GLUT4 translocation precedes the stimulation of glucose uptake by insulin in muscle cells: potential activation of GLUT4 via p38 mitogen-activated protein kinase

Abstract

We previously reported that SB203580, an inhibitor of p38 mitogen-activated protein kinase (p38 MAPK), attenuates insulin-stimulated glucose uptake without altering GLUT4 translocation. These results suggested that insulin might activate GLUT4 via a p38 MAPK-dependent pathway. Here we explore this hypothesis by temporal and kinetic analyses of the stimulation of GLUT4 translocation, glucose uptake and activation of p38 MAPK isoforms by insulin. In L6 myotubes stably expressing GLUT4 with an exofacial Myc epitope, we found that GLUT4 translocation (t1/2 = 2.5min) preceded the stimulation of 2-deoxyglucose uptake (t1/2 = 6min). This segregation of glucose uptake from GLUT4 translocation became more apparent when the two parameters were measured at 22°C. Preincubation with the p38 MAPK inhibitors SB202190 and SB203580 reduced insulin-stimulated transport of either 2-deoxyglucose or 3-O-methylglucose by 40–60%. Pretreatment with SB203580 lowered the apparent transport Vmax of insulin-mediated 2-deoxyglucose and 3-O-methylglucose without any significant change in the apparent Km for either hexose.
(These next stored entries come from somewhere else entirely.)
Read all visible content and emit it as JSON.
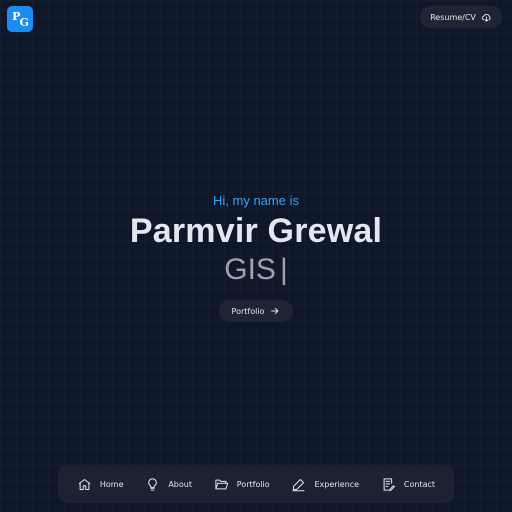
{
  "logo": {
    "letters_1": "P",
    "letters_2": "G"
  },
  "header": {
    "resume_label": "Resume/CV",
    "resume_icon": "cloud-download-icon"
  },
  "hero": {
    "greeting": "Hi, my name is",
    "name": "Parmvir Grewal",
    "role": "GIS",
    "cursor": "|",
    "portfolio_label": "Portfolio",
    "portfolio_icon": "arrow-right-icon"
  },
  "nav": {
    "items": [
      {
        "label": "Home",
        "icon": "home-icon"
      },
      {
        "label": "About",
        "icon": "lightbulb-icon"
      },
      {
        "label": "Portfolio",
        "icon": "folder-open-icon"
      },
      {
        "label": "Experience",
        "icon": "pencil-icon"
      },
      {
        "label": "Contact",
        "icon": "contact-form-icon"
      }
    ]
  },
  "colors": {
    "background": "#0f172a",
    "accent": "#38a3f5",
    "logo": "#1d8cf0",
    "button_bg": "#1e2636",
    "nav_bg": "#1a2233"
  }
}
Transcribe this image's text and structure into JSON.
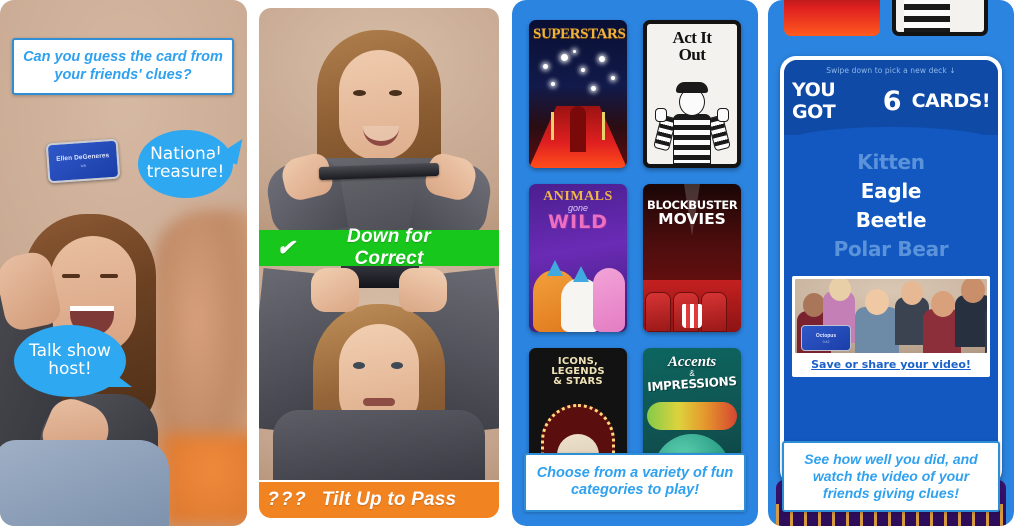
{
  "panel1": {
    "caption": "Can you guess the card from your friends' clues?",
    "card": {
      "name": "Ellen DeGeneres",
      "subtitle": "tvh"
    },
    "bubbles": [
      {
        "id": "national",
        "text": "National treasure!"
      },
      {
        "id": "talk",
        "text": "Talk show host!"
      }
    ]
  },
  "panel2": {
    "status_correct": {
      "icon": "check-icon",
      "icon_glyph": "✔",
      "label": "Down for Correct"
    },
    "status_pass": {
      "icon": "question-marks-icon",
      "icon_glyph": "? ? ?",
      "label": "Tilt Up to Pass"
    }
  },
  "panel3": {
    "caption": "Choose from a variety of fun categories to play!",
    "decks": [
      {
        "id": "superstars",
        "title": "SUPERSTARS"
      },
      {
        "id": "act-it-out",
        "title_line1": "Act It",
        "title_line2": "Out"
      },
      {
        "id": "animals-gone-wild",
        "title_line1": "ANIMALS",
        "title_line2": "gone",
        "title_line3": "WILD"
      },
      {
        "id": "blockbuster-movies",
        "title_line1": "BLOCKBUSTER",
        "title_line2": "MOVIES"
      },
      {
        "id": "icons-legends-stars",
        "title_line1": "ICONS, LEGENDS",
        "title_line2": "& STARS"
      },
      {
        "id": "accents-impressions",
        "title_line1": "Accents",
        "title_amp": "&",
        "title_line2": "IMPRESSIONS"
      }
    ]
  },
  "panel4": {
    "swipe_hint": "Swipe down to pick a new deck ↓",
    "score_prefix": "YOU GOT",
    "score_number": "6",
    "score_suffix": "CARDS!",
    "results": [
      {
        "word": "Kitten",
        "state": "dim"
      },
      {
        "word": "Eagle",
        "state": "bright"
      },
      {
        "word": "Beetle",
        "state": "bright"
      },
      {
        "word": "Polar Bear",
        "state": "dim"
      }
    ],
    "video_card": {
      "name": "Octopus",
      "subtitle": "0:42"
    },
    "share_link": "Save or share your video!",
    "caption": "See how well you did, and watch the video of your friends giving clues!"
  },
  "colors": {
    "panel_blue": "#2b84e0",
    "screen_blue": "#1258c0",
    "header_blue": "#0f4aa6",
    "caption_text": "#2fa1ef",
    "caption_border": "#2e8fd6",
    "bubble_blue": "#2ea8f0",
    "correct_green": "#18c71b",
    "pass_orange": "#f28321",
    "link_blue": "#1a61c9"
  }
}
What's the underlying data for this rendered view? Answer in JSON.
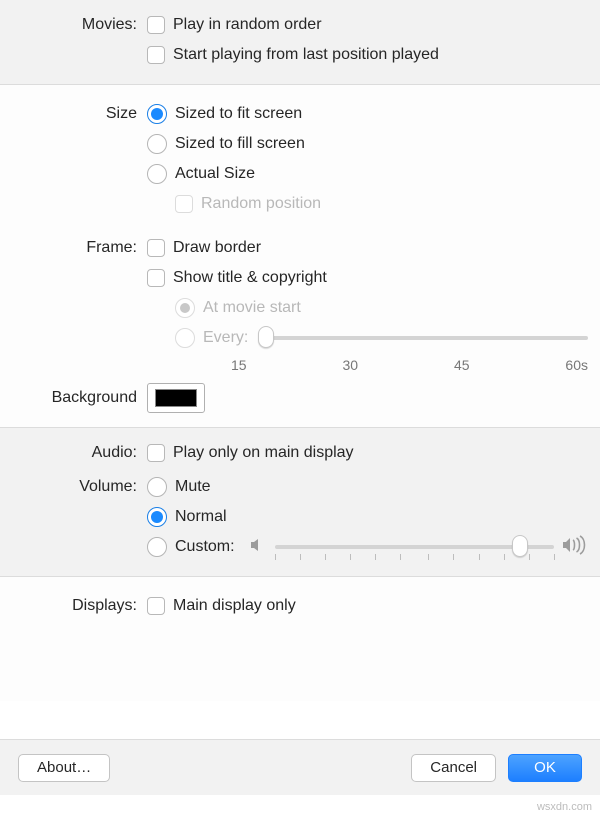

The IC50 values for the partial inhibition of 2-deoxyglucose uptake by SB202190 and SB203580 were 1 and 2μM respectively, and correlated with the IC50 for full inhibition of p38 MAPK by the two inhibitors in myotubes (2 and 1.4μM, respectively). Insulin caused a dose- (EC50 = 15nM) and time- (t1/2 = 3min) dependent increase in p38 MAPK phosphorylation, which peaked at 10min (2.3±0.3-fold). In vitro kinase assay of immunoprecipitates from insulin-stimulated myotubes showed activation of p38α (2.6±0.3-fold) and p38β (2.3±0.2-fold) MAPK. These results suggest that activation of GLUT4 follows GLUT4 translocation and that both mechanisms contribute to the full stimulation of glucose uptake by insulin. Furthermore, activation of GLUT4 may occur via an SB203580-sensitive pathway, possibly involving p38 MAPK.